Wednesday 5 February 2020

Who is Dave Ramsey?


In the world of personal finance and money, chances are, you already know who is Dave Ramsey. He is a radio personality turn author and public speaker who uses his own story of financial turmoil that followed by tremendous wealth as a way to teach others about personal finance.

The reason why he is so popular is that he understands the motivation people need to get out of debt. He breakdown the steps into 7 steps that he calls the Baby Steps:

  • Step 1: RM 1,000 in an emergency fund.
  • Step 2: Pay off all debts except the house by utilizing the "The Debt Snowball" method.
  • Step 3: Three to six months of savings in a fully-funded emergency fund.
  • Step 4: Invest 15% of your household income for retirement.
  • Step 5: College Funding (e.g. SSPN-i)
  • Step 6: Pay off your home early.
  • Step 7: Build wealth and give.

Step 1: Save RM 1,000 in an Emergency Fund

Dave recommends starting off by focusing all your attention and energy on saving up $1,000 in an account and label it for emergencies only. By doing this he is able to get people to have a “small” win first, which will encourage them to continue the next baby step.

Step 2: Pay Off All Debt Except Your Mortgage

Baby Step 2 is all about psychology. This step is one of the most important ones that show his power of motivation by using something he calls “The Debt Snowball“ method. This method gives people quick wins from the start and keeps people motivated because the majority of people will be staying in this step for several years before they can get rid of their consumer debt altogether. The quick wins will help to keep the people motivated so they can continue to stay the course.

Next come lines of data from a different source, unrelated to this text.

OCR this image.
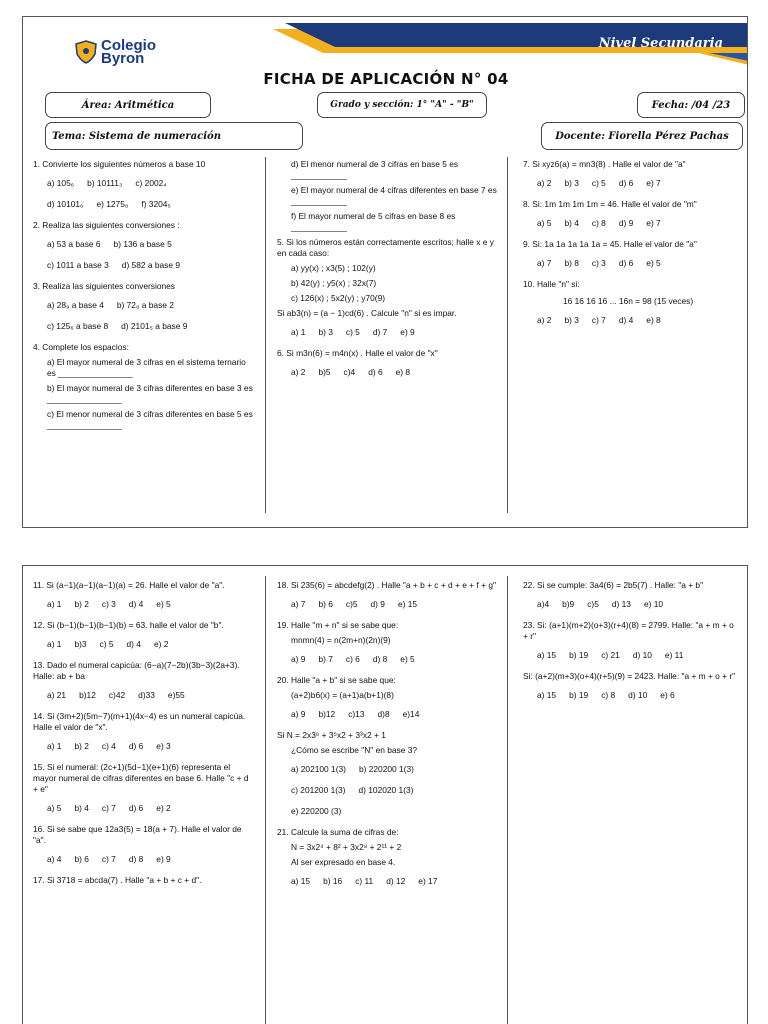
Colegio
Byron
Nivel Secundaria
FICHA DE APLICACIÓN N° 04
Área: Aritmética	Grado y sección: 1° "A" - "B"	Fecha: /04 /23
Tema: Sistema de numeración	Docente: Fiorella Pérez Pachas
1. Convierte los siguientes números a base 10
a) 105₆ b) 10111₃ c) 2002₄
d) 10101₆ e) 1275₈ f) 3204₅
2. Realiza las siguientes conversiones :
a) 53 a base 6 b) 136 a base 5
c) 1011 a base 3 d) 582 a base 9
3. Realiza las siguientes conversiones
a) 28₉ a base 4 b) 72₈ a base 2
c) 125₆ a base 8 d) 2101₅ a base 9
4. Complete los espacios:
a) El mayor numeral de 3 cifras en el sistema ternario es ________________
b) El mayor numeral de 3 cifras diferentes en base 3 es ________________
c) El menor numeral de 3 cifras diferentes en base 5 es ________________
d) El menor numeral de 3 cifras en base 5 es ____________
e) El mayor numeral de 4 cifras diferentes en base 7 es ____________
f) El mayor numeral de 5 cifras en base 8 es ____________
5. Si los números están correctamente escritos; halle x e y en cada caso:
a) yy(x) ; x3(5) ; 102(y)
b) 42(y) ; y5(x) ; 32x(7)
c) 126(x) ; 5x2(y) ; y70(9)
Si ab3(n) = (a − 1)cd(6) . Calcule "n" si es impar.
a) 1 b) 3 c) 5 d) 7 e) 9
6. Si m3n(6) = m4n(x) . Halle el valor de "x"
a) 2 b)5 c)4 d) 6 e) 8
7. Si xyz6(a) = mn3(8) . Halle el valor de "a"
a) 2 b) 3 c) 5 d) 6 e) 7
8. Si: 1m 1m 1m 1m = 46. Halle el valor de "m"
a) 5 b) 4 c) 8 d) 9 e) 7
9. Si: 1a 1a 1a 1a 1a = 45. Halle el valor de "a"
a) 7 b) 8 c) 3 d) 6 e) 5
10. Halle "n" si:
16 16 16 16 ... 16n = 98 (15 veces)
a) 2 b) 3 c) 7 d) 4 e) 8
11. Si (a−1)(a−1)(a−1)(a) = 26. Halle el valor de "a".
a) 1 b) 2 c) 3 d) 4 e) 5
12. Si (b−1)(b−1)(b−1)(b) = 63. halle el valor de "b".
a) 1 b)3 c) 5 d) 4 e) 2
13. Dado el numeral capicúa: (6−a)(7−2b)(3b−3)(2a+3). Halle: ab + ba
a) 21 b)12 c)42 d)33 e)55
14. Si (3m+2)(5m−7)(m+1)(4x−4) es un numeral capicúa. Halle el valor de "x".
a) 1 b) 2 c) 4 d) 6 e) 3
15. Si el numeral: (2c+1)(5d−1)(e+1)(6) representa el mayor numeral de cifras diferentes en base 6. Halle "c + d + e"
a) 5 b) 4 c) 7 d) 6 e) 2
16. Si se sabe que 12a3(5) = 18(a + 7). Halle el valor de "a".
a) 4 b) 6 c) 7 d) 8 e) 9
17. Si 3718 = abcda(7) . Halle "a + b + c + d".
18. Si 235(6) = abcdefg(2) . Halle "a + b + c + d + e + f + g"
a) 7 b) 6 c)5 d) 9 e) 15
19. Halle "m + n" si se sabe que:
mnmn(4) = n(2m+n)(2n)(9)
a) 9 b) 7 c) 6 d) 8 e) 5
20. Halle "a + b" si se sabe que:
(a+2)b6(x) = (a+1)a(b+1)(8)
a) 9 b)12 c)13 d)8 e)14
Si N = 2x3⁶ + 3⁵x2 + 3³x2 + 1
¿Cómo se escribe "N" en base 3?
a) 202100 1(3) b) 220200 1(3)
c) 201200 1(3) d) 102020 1(3)
e) 220200 (3)
21. Calcule la suma de cifras de:
N = 3x2⁴ + 8² + 3x2⁸ + 2¹¹ + 2
Al ser expresado en base 4.
a) 15 b) 16 c) 11 d) 12 e) 17
22. Si se cumple: 3a4(6) = 2b5(7) . Halle: "a + b"
a)4 b)9 c)5 d) 13 e) 10
23. Si: (a+1)(m+2)(o+3)(r+4)(8) = 2799. Halle: "a + m + o + r"
a) 15 b) 19 c) 21 d) 10 e) 11
Si: (a+2)(m+3)(o+4)(r+5)(9) = 2423. Halle: "a + m + o + r"
a) 15 b) 19 c) 8 d) 10 e) 6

"The Debt Snowball" method is where you would list down all of your debts (except for your mortgage) from smallest to largest. Next, you would make minimum payments on all the debts and put every extra Ringgit towards the smallest debt until it is gone.

After the smallest debt is paid off, you would move on to the next smaller debt on your list. With this second debt, you would add what you were paying on the smallest debt plus the minimum payment you were already paying until it is paid off. Repeat this process with all the debts on the list until you are consumer debt-free.

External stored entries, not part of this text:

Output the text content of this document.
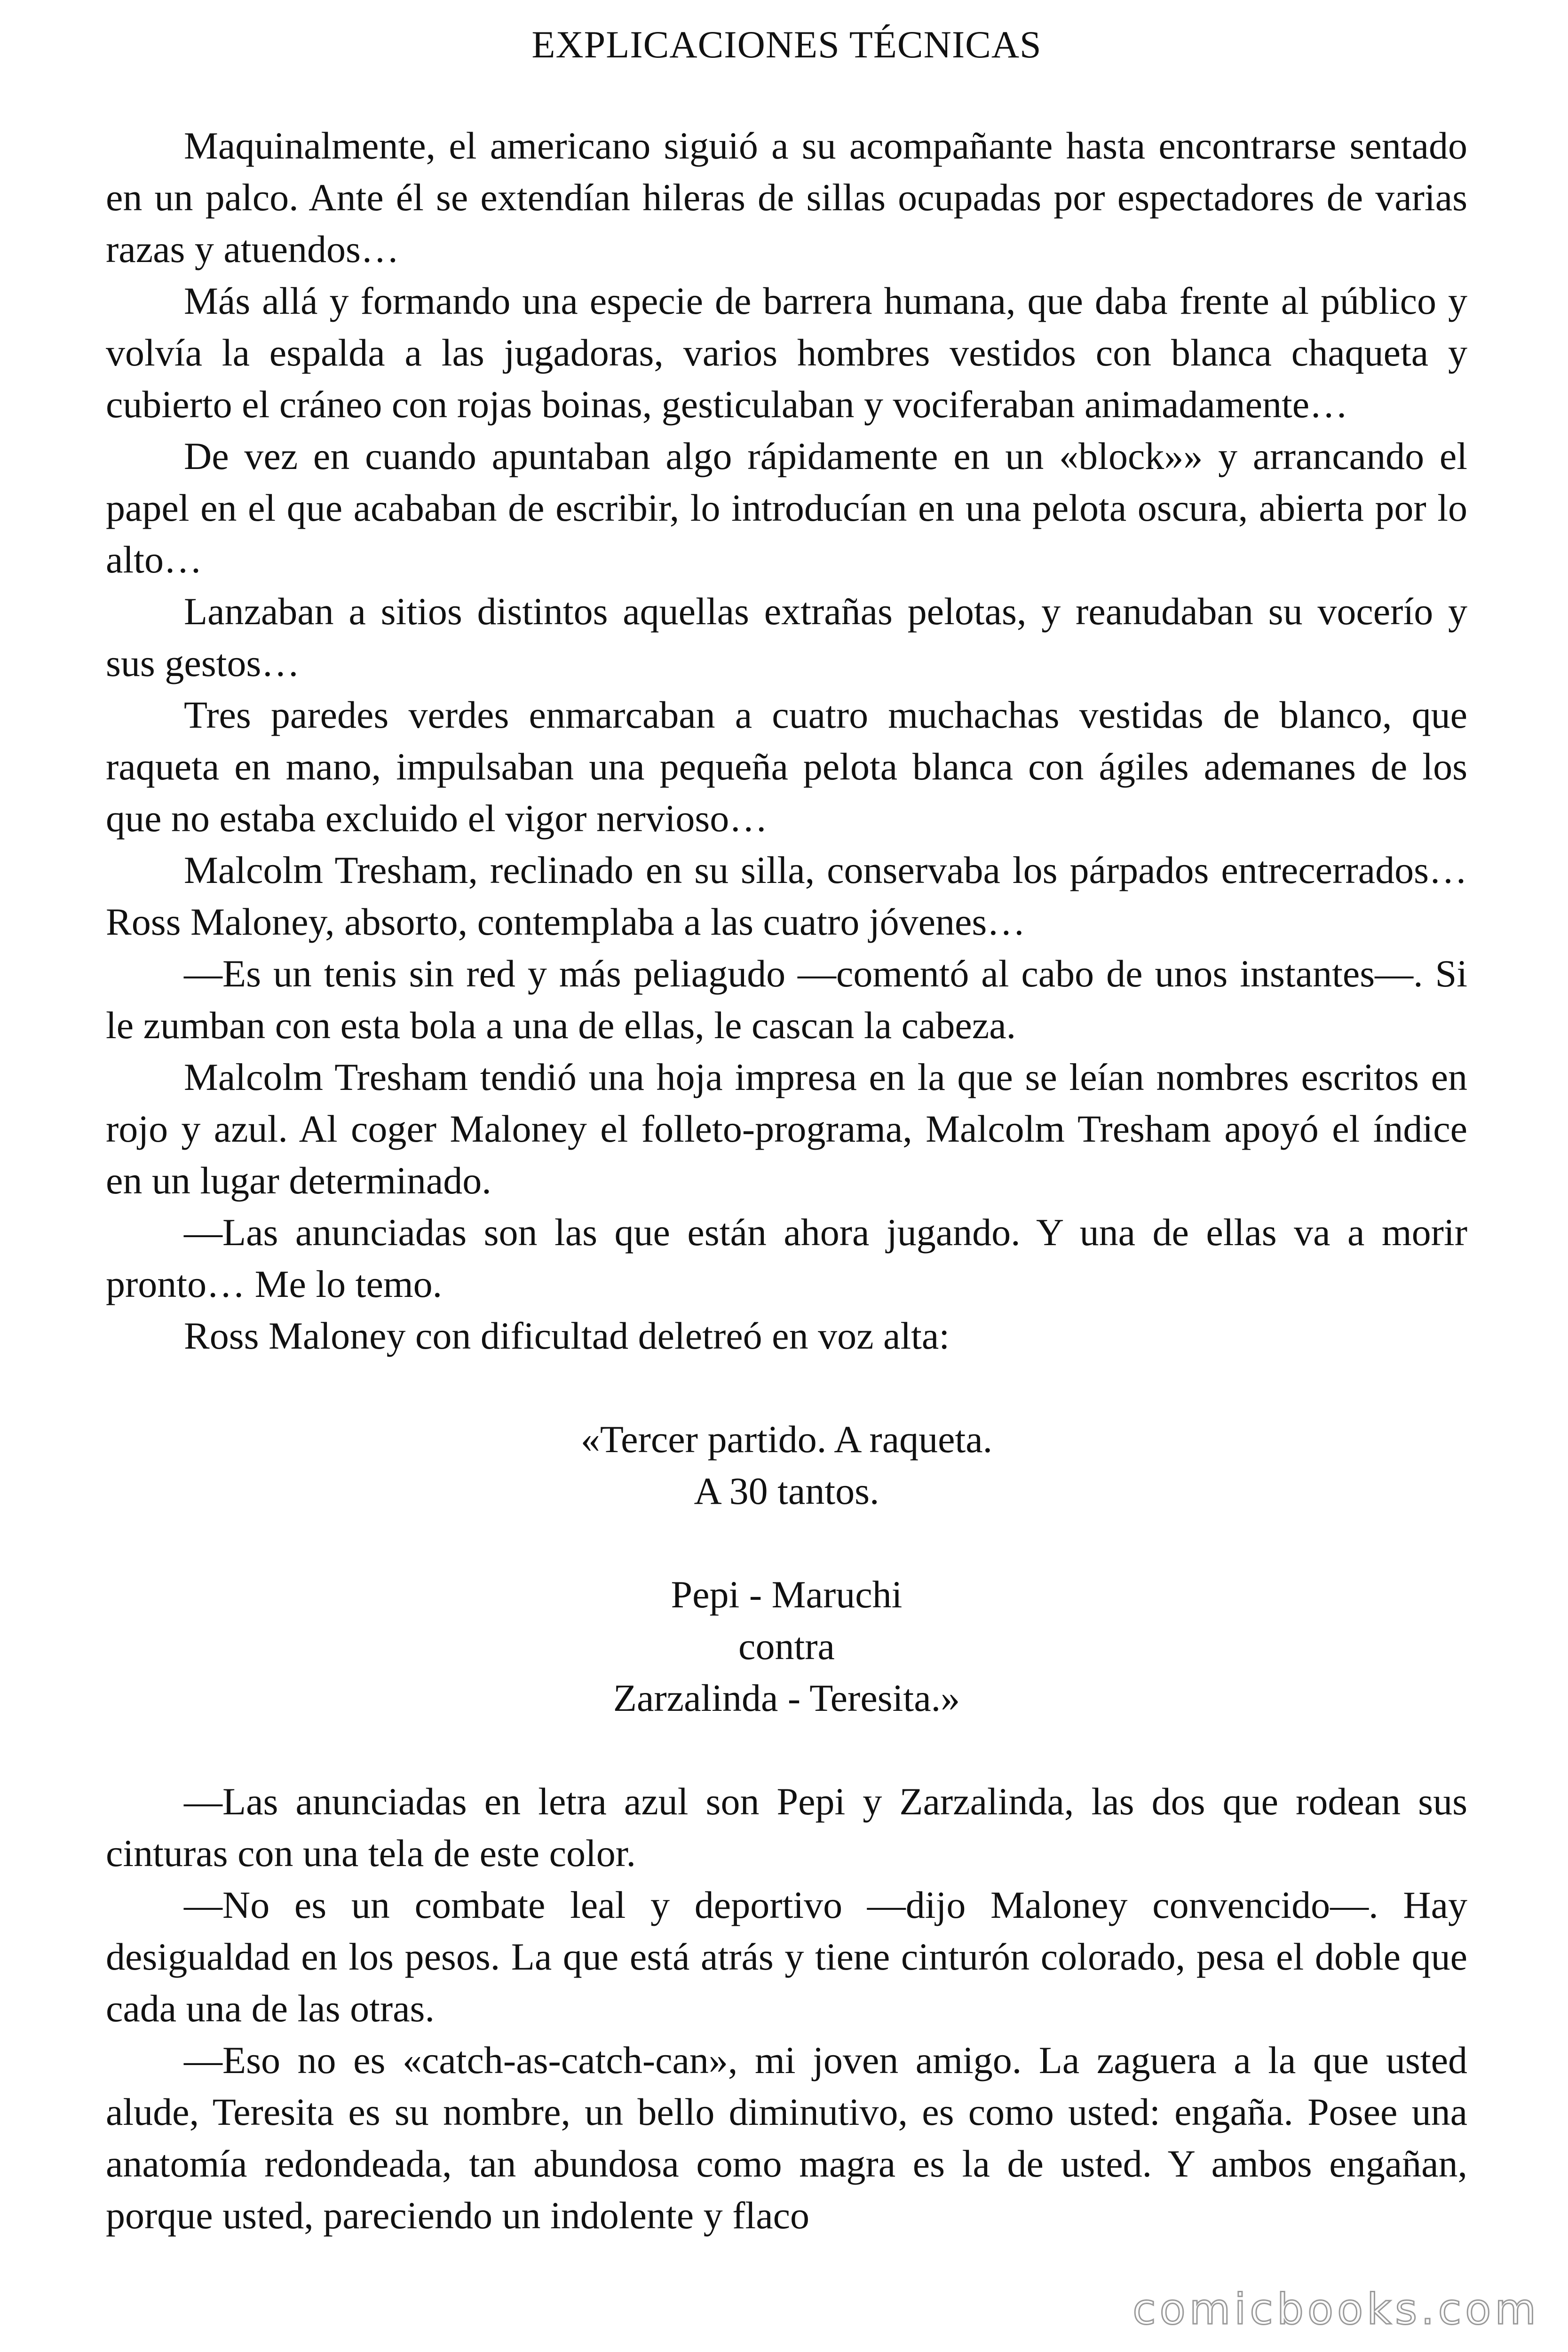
EXPLICACIONES TÉCNICAS

Maquinalmente, el americano siguió a su acompañante hasta encontrarse sentado en un palco. Ante él se extendían hileras de sillas ocupadas por espectadores de varias razas y atuendos…

Más allá y formando una especie de barrera humana, que daba frente al público y volvía la espalda a las jugadoras, varios hombres vestidos con blanca chaqueta y cubierto el cráneo con rojas boinas, gesticulaban y vociferaban animadamente…

De vez en cuando apuntaban algo rápidamente en un «block»» y arrancando el papel en el que acababan de escribir, lo introducían en una pelota oscura, abierta por lo alto…

Lanzaban a sitios distintos aquellas extrañas pelotas, y reanudaban su vocerío y sus gestos…

Tres paredes verdes enmarcaban a cuatro muchachas vestidas de blanco, que raqueta en mano, impulsaban una pequeña pelota blanca con ágiles ademanes de los que no estaba excluido el vigor nervioso…

Malcolm Tresham, reclinado en su silla, conservaba los párpados entrecerrados… Ross Maloney, absorto, contemplaba a las cuatro jóvenes…

—Es un tenis sin red y más peliagudo —comentó al cabo de unos instantes—. Si le zumban con esta bola a una de ellas, le cascan la cabeza.

Malcolm Tresham tendió una hoja impresa en la que se leían nombres escritos en rojo y azul. Al coger Maloney el folleto-programa, Malcolm Tresham apoyó el índice en un lugar determinado.

—Las anunciadas son las que están ahora jugando. Y una de ellas va a morir pronto… Me lo temo.

Ross Maloney con dificultad deletreó en voz alta:

«Tercer partido. A raqueta.
A 30 tantos.
Pepi - Maruchi
contra
Zarzalinda - Teresita.»

—Las anunciadas en letra azul son Pepi y Zarzalinda, las dos que rodean sus cinturas con una tela de este color.

—No es un combate leal y deportivo —dijo Maloney convencido—. Hay desigualdad en los pesos. La que está atrás y tiene cinturón colorado, pesa el doble que cada una de las otras.

—Eso no es «catch-as-catch-can», mi joven amigo. La zaguera a la que usted alude, Teresita es su nombre, un bello diminutivo, es como usted: engaña. Posee una anatomía redondeada, tan abundosa como magra es la de usted. Y ambos engañan, porque usted, pareciendo un indolente y flaco

comicbooks.com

When you start paying off the debts one by one, you will see that the snowball would start growing. It will cause the brain to release dopamine and serotonin (neurotransmitters) whenever you win something. These neurotransmitters will cause you to want to continue the process more and more.

Baby Step 3: Finish The Emergency Fund With 3 To 6 Months Of Savings

Once you are debt-free, you would have a good stash of ringgit(the money you used to pay off your debts) for other use. On Baby Step 3, this stash of Ringgit is best used to build up your emergency fund of 3 to 6 months of savings. Dave claims that by doing it this way, we're reducing the risk of having to go back into debt if we experience an emergency. If you do not do building up this emergency fund, how would you handle an emergency? Would you pull money from your children's college fund or get into debt again?

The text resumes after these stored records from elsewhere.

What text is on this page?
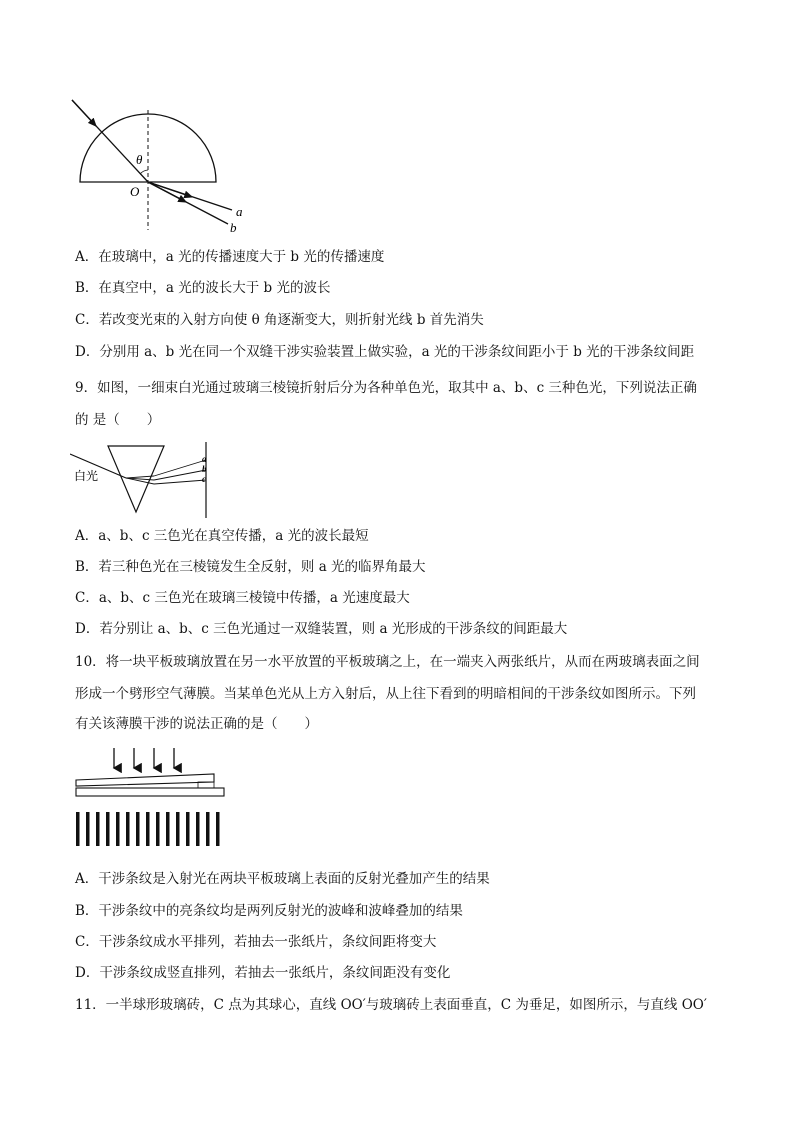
θ
O
a
b
A．在玻璃中，a 光的传播速度大于 b 光的传播速度
B．在真空中，a 光的波长大于 b 光的波长
C．若改变光束的入射方向使 θ 角逐渐变大，则折射光线 b 首先消失
D．分别用 a、b 光在同一个双缝干涉实验装置上做实验，a 光的干涉条纹间距小于 b 光的干涉条纹间距
9．如图，一细束白光通过玻璃三棱镜折射后分为各种单色光，取其中 a、b、c 三种色光，下列说法正确
的 是（　　）
白光
a
b
c
A．a、b、c 三色光在真空传播，a 光的波长最短
B．若三种色光在三棱镜发生全反射，则 a 光的临界角最大
C．a、b、c 三色光在玻璃三棱镜中传播，a 光速度最大
D．若分别让 a、b、c 三色光通过一双缝装置，则 a 光形成的干涉条纹的间距最大
10．将一块平板玻璃放置在另一水平放置的平板玻璃之上，在一端夹入两张纸片，从而在两玻璃表面之间
形成一个劈形空气薄膜。当某单色光从上方入射后，从上往下看到的明暗相间的干涉条纹如图所示。下列
有关该薄膜干涉的说法正确的是（　　）
A．干涉条纹是入射光在两块平板玻璃上表面的反射光叠加产生的结果
B．干涉条纹中的亮条纹均是两列反射光的波峰和波峰叠加的结果
C．干涉条纹成水平排列，若抽去一张纸片，条纹间距将变大
D．干涉条纹成竖直排列，若抽去一张纸片，条纹间距没有变化
11．一半球形玻璃砖，C 点为其球心，直线 OO′与玻璃砖上表面垂直，C 为垂足，如图所示，与直线 OO′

Once you have completed this step, you are now able to protect your family from major financial emergencies.

Baby Step 4: Invest 15% Of Income Into Retirement

It's natural for us to want to put our kids ahead of ourselves. But what if you end up without sufficient retirement income because you made the college funding a higher priority? You would have to depend on your kids to take care of you. Won't it be better for you to take care of yourself?

So before you begin doing anything with the excess money left over from paying off the consumer debt and building the emergency fund, Dave suggests that you invest 15% into your retirement accounts. For us Malaysia, this is in addition to our KWSP/EPF. If you are not sure where to invest in, you can look into the articles I have written on Wahed Invest here and here.

Baby Step 5: College Funding For Kids

By the time you reach this step, you should:
  • have an emergency fund with 3-6 months of expenses
  • be debt-free (except a mortgage)
  • be investing at least 15% or more of your gross income

Now that you have your finances in order, it is time for us to put some money into our children's college education. It is a good thing that we actually have SSPN-i and SSPN-i Plus which are tax-advantaged accounts for educational expenses. How much should the amount be is up to you to decide? Tertiary education in public universities would be much cheaper compared to private colleges or universities. It is best to save more.

Baby Step 6: Pay Off Your Home Early

Dave recommends that you take any extra money coming in after you've progressed through the other Baby Steps in order, and throw it towards the mortgage. The faster you pay off that mortgage, the more interest that you would be saving once you have clear it.

Baby Step 7: Build Wealth And Give Generously

Yes, you have finally made it to Baby Step 7. You don't owe anyone anything and now it is time to really start building wealth and help others.  Dave actually wants us to reach this step and become financial independence.

Dave mentions that to build wealth, one should invest in both mutual funds and real estate but before you move in and start buying shares in every single company in Malaysia, read up on investing books or search the internet for what those who are financially independent do with their money.